Boyle was arrested in Frederick, Maryland after Lincoln's assassination. In June 1865, he was convicted of assault with intent to kill in the death of Watkins, as well as larceny. He was sentenced to six years on the first count and four years on the second count. In 1870, Boyle was convicted of burglary and sentenced to three years in prison.

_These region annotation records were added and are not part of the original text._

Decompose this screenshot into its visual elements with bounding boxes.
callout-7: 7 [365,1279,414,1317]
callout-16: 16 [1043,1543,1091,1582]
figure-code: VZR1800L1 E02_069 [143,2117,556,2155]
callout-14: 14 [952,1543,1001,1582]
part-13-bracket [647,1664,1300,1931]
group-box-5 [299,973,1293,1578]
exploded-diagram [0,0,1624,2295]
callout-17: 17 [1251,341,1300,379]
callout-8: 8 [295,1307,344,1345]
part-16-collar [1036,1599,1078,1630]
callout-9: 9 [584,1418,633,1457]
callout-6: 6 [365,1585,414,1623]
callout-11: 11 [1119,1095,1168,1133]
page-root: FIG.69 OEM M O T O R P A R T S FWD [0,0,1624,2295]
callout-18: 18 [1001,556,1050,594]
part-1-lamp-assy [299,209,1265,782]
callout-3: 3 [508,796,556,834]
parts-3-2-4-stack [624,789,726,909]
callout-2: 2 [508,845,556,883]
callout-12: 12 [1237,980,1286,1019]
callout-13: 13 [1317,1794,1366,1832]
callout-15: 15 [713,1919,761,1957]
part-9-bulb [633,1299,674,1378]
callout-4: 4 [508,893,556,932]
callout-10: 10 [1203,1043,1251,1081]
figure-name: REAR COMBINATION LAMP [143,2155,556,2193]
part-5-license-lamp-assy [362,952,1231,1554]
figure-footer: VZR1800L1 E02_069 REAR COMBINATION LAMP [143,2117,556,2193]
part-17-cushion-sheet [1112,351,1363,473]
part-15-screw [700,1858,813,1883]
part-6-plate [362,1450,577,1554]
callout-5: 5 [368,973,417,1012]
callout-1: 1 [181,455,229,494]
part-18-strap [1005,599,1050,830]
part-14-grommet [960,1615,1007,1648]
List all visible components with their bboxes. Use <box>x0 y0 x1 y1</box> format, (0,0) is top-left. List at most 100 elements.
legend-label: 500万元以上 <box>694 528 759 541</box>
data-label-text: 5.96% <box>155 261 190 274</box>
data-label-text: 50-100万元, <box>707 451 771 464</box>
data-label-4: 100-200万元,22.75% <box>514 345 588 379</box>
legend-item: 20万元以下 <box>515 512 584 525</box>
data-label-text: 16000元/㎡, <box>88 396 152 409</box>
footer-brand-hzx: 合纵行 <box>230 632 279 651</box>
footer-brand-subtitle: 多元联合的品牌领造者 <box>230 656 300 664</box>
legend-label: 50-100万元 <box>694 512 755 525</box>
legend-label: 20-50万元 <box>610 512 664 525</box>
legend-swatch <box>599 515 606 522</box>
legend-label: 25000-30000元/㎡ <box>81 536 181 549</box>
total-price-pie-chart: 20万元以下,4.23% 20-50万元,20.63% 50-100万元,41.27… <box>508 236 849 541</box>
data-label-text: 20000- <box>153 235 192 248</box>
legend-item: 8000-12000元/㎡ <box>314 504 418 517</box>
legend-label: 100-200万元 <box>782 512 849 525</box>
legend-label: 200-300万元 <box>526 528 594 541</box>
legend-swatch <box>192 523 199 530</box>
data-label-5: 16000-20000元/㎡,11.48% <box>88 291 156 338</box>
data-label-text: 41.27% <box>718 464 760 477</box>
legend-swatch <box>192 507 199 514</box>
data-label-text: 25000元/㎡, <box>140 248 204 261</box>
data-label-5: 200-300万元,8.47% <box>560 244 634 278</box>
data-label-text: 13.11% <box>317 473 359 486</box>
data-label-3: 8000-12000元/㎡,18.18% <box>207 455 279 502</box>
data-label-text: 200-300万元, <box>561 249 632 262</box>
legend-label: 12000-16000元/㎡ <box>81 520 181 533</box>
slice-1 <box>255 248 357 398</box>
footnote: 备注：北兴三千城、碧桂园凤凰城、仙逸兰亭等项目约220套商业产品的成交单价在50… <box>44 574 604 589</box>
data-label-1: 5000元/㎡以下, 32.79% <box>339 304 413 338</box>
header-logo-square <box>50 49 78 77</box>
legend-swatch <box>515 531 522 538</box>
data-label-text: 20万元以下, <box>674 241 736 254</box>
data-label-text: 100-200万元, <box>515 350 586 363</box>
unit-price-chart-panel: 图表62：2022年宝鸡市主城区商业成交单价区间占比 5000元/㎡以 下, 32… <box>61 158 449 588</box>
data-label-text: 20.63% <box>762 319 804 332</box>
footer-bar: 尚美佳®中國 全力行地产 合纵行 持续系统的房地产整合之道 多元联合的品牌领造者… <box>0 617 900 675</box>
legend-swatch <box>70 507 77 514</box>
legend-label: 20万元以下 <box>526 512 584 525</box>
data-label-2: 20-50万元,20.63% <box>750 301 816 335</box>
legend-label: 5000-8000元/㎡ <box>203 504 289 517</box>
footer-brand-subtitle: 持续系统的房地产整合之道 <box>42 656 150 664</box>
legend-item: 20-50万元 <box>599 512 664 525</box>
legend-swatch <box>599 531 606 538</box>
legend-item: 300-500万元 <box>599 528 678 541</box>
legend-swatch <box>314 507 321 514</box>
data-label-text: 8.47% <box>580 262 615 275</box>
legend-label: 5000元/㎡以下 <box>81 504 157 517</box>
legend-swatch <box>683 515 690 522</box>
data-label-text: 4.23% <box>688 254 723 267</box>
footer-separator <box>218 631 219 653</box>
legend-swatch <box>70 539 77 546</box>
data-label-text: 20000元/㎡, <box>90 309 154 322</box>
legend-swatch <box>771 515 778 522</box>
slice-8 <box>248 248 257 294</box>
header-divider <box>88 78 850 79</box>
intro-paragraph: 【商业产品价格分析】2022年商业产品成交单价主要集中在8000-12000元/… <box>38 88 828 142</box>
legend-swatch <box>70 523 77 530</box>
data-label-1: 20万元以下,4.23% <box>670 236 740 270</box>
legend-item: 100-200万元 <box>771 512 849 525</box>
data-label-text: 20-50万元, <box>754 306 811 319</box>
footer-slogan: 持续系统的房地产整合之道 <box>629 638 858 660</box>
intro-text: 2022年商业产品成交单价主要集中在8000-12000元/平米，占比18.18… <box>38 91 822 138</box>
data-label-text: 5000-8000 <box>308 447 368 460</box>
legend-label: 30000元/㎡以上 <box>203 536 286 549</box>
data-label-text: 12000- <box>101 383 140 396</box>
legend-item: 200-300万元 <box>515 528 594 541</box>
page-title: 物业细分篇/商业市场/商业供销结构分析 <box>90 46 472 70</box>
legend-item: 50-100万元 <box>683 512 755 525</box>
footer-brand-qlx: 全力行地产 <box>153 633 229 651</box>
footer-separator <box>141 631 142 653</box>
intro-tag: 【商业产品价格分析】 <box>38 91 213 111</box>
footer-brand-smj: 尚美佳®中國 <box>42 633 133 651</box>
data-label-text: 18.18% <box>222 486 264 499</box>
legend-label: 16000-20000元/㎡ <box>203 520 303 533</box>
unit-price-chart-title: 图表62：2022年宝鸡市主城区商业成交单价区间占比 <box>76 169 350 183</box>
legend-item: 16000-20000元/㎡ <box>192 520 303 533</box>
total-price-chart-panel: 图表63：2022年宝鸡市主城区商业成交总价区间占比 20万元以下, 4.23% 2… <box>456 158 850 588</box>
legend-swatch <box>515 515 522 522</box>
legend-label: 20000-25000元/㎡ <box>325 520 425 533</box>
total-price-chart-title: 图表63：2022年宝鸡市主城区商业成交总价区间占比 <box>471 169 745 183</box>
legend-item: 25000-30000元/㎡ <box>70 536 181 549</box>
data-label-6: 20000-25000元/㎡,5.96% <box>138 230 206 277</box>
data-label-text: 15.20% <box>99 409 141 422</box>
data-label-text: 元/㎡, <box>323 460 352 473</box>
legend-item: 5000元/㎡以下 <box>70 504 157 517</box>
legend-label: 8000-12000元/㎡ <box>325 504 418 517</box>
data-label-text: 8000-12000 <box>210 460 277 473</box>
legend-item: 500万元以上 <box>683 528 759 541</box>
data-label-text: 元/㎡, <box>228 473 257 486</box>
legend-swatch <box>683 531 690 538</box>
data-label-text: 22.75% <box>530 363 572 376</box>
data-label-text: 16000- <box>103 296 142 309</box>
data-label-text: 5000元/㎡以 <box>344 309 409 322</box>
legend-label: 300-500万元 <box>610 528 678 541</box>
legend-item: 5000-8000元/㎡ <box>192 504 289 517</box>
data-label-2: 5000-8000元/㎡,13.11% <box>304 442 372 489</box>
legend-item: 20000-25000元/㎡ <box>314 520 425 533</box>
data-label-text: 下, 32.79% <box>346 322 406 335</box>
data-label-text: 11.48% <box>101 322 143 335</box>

Boyle was reportedly pardoned by Governor William Pinkney Whyte in 1872, for "his war-time activities", with the Baltimore Sun reporting that "Boyle is not expected to live a great while, and his friends intend to move him to Florida". Following his release, Boyle worked as a detective for the Chicago, St. Louis and New Orleans Railroad until he was accused of passing counterfeit money, and settled with his family in Tougaloo, Mississippi.

==Death==
In 1880, Boyle was assassinated in his home by an unidentified shooter. Detective Allan Pinkerton refused to take the case, noting Boyle had been "one of the worst men he ever knew...good riddance". A local black man named Henry Barnes was briefly arrested, and a story circulated that he and Boyle had intended to rob a train together, with Barnes murdering Boyle after the latter's withdrawal from the plot–a Grand Jury determined there was no evidence against Barnes, and the charges were dropped.